Considerando que lo más prudente, antes de llevar a cabo una asamblea de tanta trascendencia, era lograr una cierta unificación de criterio del pueblo y el gobierno aztecas, Tlacaélel y Tízoc decidieron dar a conocer sus propósitos en forma paulatina y escalonada, esto es, exponerlos primero a los integrantes del Consejo Imperial, posteriormente a los miembros de la Orden de Caballeros Águilas y Caballeros Tigres, y finalmente, ante todo el pueblo tenochca.

Tras de penetrar en el vasto conjunto de lujosos edificios y de bien cuidados jardines que integraban el Tecpancalli, Ahuízotl se encaminó en línea recta rumbo a la amplia estancia donde tenían lugar las reuniones del Consejo Imperial.
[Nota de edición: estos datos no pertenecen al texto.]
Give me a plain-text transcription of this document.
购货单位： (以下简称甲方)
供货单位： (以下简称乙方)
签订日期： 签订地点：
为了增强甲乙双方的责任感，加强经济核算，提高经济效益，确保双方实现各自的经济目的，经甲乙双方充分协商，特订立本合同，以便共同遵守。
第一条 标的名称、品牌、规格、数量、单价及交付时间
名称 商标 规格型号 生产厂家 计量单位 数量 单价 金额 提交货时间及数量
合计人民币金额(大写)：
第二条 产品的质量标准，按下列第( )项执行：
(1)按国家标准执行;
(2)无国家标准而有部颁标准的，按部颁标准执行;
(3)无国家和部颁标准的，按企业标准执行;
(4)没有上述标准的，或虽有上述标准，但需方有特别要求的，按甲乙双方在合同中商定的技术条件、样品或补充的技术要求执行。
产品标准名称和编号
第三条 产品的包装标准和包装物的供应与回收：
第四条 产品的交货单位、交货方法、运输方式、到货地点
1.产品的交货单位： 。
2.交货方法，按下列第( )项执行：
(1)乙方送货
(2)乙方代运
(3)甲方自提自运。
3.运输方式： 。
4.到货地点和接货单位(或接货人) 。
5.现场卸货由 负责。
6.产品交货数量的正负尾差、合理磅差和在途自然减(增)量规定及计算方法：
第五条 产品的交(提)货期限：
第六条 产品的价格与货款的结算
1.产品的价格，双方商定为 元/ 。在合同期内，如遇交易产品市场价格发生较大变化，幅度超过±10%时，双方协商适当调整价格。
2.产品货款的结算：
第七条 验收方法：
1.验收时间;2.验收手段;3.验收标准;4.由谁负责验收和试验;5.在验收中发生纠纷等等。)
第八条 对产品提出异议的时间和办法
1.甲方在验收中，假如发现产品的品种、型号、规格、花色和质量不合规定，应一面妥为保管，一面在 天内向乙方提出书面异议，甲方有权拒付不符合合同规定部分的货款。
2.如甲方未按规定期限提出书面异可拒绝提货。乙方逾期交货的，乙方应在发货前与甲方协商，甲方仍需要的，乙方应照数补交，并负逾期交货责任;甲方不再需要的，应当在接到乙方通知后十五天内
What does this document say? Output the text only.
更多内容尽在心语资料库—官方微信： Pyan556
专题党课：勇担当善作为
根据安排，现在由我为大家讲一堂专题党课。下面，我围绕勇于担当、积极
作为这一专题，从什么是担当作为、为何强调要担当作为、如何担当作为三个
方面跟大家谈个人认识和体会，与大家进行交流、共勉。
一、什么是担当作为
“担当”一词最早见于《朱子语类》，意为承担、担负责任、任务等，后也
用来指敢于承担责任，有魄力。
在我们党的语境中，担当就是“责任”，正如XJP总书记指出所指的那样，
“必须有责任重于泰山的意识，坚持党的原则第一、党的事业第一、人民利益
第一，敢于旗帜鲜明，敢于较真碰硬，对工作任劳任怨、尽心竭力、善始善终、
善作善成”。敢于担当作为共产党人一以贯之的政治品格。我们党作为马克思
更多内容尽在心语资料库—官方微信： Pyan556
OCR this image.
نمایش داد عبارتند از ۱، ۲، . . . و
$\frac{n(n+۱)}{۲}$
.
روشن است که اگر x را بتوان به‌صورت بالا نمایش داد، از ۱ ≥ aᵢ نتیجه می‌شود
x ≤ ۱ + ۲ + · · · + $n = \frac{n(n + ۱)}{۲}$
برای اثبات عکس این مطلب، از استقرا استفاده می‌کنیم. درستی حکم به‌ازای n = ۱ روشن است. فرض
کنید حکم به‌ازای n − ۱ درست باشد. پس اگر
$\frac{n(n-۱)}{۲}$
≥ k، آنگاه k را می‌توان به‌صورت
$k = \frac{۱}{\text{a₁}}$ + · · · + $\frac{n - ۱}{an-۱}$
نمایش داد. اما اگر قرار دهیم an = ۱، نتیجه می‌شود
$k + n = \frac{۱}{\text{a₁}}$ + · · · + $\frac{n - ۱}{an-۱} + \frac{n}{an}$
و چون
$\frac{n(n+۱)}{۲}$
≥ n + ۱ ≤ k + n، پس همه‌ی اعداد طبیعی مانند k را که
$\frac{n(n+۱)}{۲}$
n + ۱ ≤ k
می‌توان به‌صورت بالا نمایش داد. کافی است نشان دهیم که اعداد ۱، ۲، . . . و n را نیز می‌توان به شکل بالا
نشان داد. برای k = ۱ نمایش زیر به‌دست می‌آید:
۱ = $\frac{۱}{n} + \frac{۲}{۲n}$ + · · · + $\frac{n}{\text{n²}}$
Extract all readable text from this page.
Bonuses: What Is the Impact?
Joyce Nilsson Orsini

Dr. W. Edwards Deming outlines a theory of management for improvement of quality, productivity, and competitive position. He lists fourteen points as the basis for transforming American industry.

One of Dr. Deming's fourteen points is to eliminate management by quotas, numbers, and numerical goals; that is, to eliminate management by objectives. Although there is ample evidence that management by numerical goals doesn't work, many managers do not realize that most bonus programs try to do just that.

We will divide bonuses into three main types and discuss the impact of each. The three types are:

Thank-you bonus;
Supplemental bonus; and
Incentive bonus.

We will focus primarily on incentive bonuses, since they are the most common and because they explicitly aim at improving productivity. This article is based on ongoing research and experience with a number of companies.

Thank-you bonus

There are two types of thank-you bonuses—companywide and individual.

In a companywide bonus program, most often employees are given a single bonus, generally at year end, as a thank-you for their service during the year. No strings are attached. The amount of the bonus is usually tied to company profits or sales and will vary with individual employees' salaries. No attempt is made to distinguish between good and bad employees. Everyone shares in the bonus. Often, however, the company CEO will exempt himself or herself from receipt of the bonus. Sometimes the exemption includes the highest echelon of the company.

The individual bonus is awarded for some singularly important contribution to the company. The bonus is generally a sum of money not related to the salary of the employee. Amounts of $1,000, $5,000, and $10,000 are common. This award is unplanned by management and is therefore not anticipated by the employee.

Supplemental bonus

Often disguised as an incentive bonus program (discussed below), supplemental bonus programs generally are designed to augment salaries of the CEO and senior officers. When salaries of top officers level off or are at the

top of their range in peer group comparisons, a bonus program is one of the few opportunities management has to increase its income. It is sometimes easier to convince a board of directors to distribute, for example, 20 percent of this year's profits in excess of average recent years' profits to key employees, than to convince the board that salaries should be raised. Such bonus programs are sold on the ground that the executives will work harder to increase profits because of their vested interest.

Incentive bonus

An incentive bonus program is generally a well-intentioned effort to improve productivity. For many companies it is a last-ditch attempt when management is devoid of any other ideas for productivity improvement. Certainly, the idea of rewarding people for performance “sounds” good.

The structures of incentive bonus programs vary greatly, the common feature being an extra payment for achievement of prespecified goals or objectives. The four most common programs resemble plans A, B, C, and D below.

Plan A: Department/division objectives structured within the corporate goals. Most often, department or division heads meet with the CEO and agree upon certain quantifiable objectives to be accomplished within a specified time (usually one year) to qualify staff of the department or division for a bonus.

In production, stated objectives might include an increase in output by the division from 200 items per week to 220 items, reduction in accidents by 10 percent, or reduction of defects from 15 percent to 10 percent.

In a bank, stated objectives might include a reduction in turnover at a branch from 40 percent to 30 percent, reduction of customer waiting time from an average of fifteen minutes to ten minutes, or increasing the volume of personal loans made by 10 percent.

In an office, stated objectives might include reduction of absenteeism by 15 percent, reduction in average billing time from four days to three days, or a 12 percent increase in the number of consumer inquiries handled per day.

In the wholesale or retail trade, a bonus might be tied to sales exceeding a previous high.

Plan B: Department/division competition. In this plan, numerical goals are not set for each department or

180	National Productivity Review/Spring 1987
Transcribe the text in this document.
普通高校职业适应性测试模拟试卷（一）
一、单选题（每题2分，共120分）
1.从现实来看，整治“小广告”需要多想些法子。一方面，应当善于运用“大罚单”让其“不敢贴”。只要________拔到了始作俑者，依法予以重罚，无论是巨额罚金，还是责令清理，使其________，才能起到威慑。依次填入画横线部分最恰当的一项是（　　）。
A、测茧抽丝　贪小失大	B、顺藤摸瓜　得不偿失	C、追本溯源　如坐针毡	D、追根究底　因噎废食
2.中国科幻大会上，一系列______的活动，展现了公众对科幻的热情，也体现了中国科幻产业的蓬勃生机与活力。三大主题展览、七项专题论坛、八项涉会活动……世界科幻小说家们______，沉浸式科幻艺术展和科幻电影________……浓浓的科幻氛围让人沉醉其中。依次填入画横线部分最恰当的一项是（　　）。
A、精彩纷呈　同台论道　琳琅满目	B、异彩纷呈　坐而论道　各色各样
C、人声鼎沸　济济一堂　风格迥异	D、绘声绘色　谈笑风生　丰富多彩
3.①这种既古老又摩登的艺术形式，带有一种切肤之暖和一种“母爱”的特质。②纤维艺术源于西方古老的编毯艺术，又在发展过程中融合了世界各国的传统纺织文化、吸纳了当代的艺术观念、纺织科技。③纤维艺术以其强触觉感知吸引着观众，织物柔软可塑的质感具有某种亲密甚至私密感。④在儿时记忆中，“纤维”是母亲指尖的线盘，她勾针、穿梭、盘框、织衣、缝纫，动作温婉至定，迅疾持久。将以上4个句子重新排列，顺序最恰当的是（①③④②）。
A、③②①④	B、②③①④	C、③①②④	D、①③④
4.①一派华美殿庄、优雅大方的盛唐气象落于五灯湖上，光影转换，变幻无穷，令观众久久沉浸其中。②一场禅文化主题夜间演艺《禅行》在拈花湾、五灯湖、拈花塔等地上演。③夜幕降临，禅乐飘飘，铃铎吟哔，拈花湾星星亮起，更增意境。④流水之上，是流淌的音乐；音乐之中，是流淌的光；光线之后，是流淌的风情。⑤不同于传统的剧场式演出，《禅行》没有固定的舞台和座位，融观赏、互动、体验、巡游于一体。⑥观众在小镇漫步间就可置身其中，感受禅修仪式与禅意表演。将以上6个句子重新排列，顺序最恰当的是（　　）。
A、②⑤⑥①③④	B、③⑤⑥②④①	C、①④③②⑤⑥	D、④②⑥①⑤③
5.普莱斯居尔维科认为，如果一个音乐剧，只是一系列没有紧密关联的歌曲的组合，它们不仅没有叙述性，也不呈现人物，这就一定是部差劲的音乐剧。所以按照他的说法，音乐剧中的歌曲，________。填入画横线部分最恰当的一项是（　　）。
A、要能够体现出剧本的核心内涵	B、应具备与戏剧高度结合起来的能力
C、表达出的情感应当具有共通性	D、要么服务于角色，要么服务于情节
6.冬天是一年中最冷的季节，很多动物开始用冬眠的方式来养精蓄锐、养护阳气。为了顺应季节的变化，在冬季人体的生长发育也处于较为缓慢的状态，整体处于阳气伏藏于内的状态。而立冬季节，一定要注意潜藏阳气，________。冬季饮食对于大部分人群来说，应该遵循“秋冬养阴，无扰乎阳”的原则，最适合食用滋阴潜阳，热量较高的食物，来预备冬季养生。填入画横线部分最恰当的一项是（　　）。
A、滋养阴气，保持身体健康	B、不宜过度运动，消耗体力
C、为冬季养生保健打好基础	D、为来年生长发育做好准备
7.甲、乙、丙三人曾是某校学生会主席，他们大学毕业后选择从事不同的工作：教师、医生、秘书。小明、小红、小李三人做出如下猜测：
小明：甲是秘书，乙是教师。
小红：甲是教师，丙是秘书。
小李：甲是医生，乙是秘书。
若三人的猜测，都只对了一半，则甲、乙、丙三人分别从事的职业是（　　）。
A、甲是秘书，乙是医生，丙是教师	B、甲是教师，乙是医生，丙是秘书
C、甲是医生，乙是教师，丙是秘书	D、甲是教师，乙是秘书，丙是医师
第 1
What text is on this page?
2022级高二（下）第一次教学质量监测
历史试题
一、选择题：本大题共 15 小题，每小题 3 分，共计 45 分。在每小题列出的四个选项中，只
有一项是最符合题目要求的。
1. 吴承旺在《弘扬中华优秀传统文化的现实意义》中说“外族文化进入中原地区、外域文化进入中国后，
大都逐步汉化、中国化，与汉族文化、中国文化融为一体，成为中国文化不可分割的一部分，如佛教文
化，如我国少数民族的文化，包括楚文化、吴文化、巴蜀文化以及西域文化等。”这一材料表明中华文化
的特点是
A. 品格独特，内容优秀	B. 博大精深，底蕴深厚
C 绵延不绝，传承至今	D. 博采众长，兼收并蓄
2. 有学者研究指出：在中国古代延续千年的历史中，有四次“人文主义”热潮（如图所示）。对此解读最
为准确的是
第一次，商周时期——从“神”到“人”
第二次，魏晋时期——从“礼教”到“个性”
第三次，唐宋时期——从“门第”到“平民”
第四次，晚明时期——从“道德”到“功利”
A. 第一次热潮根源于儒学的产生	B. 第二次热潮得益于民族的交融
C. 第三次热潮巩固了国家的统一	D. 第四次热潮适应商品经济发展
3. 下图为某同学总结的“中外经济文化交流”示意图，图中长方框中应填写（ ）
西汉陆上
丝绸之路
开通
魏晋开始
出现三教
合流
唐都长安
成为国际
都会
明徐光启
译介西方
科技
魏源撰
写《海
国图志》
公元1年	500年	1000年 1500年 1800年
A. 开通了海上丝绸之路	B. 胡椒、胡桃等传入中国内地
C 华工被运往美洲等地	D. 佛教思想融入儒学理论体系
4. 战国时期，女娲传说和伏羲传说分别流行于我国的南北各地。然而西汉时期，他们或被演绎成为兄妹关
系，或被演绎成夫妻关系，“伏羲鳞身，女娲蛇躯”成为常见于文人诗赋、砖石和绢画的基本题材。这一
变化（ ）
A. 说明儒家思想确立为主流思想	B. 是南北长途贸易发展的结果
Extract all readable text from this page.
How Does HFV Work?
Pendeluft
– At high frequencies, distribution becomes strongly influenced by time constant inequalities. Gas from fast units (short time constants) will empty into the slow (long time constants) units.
Al cruzar el gran patio enlosado situado a la entrada del salón, dio alcance a Tlacaélel, que se dirigía con pausado andar hacia el mismo sitio. El Cihuacóatl Imperial saludó con amable acento al adusto guerrero y procedió a preguntarle sobre el estado que guardaba la salud de su esposa. Tiyacapantzin, la bella e inteligente mujer de Ahuízotl, se encontraba en la etapa final de un embarazo que desde el principio había sido motivo de graves dolencias. Las parteras que la atendían presagiaban un fatal desenlace tanto para ella como para la criatura, y sus pesimistas predicciones parecían estar a punto de cumplirse, pues Tiyacapantzin venía empeorando a ojos vistas conforme se aproximaba el momento del alumbramiento.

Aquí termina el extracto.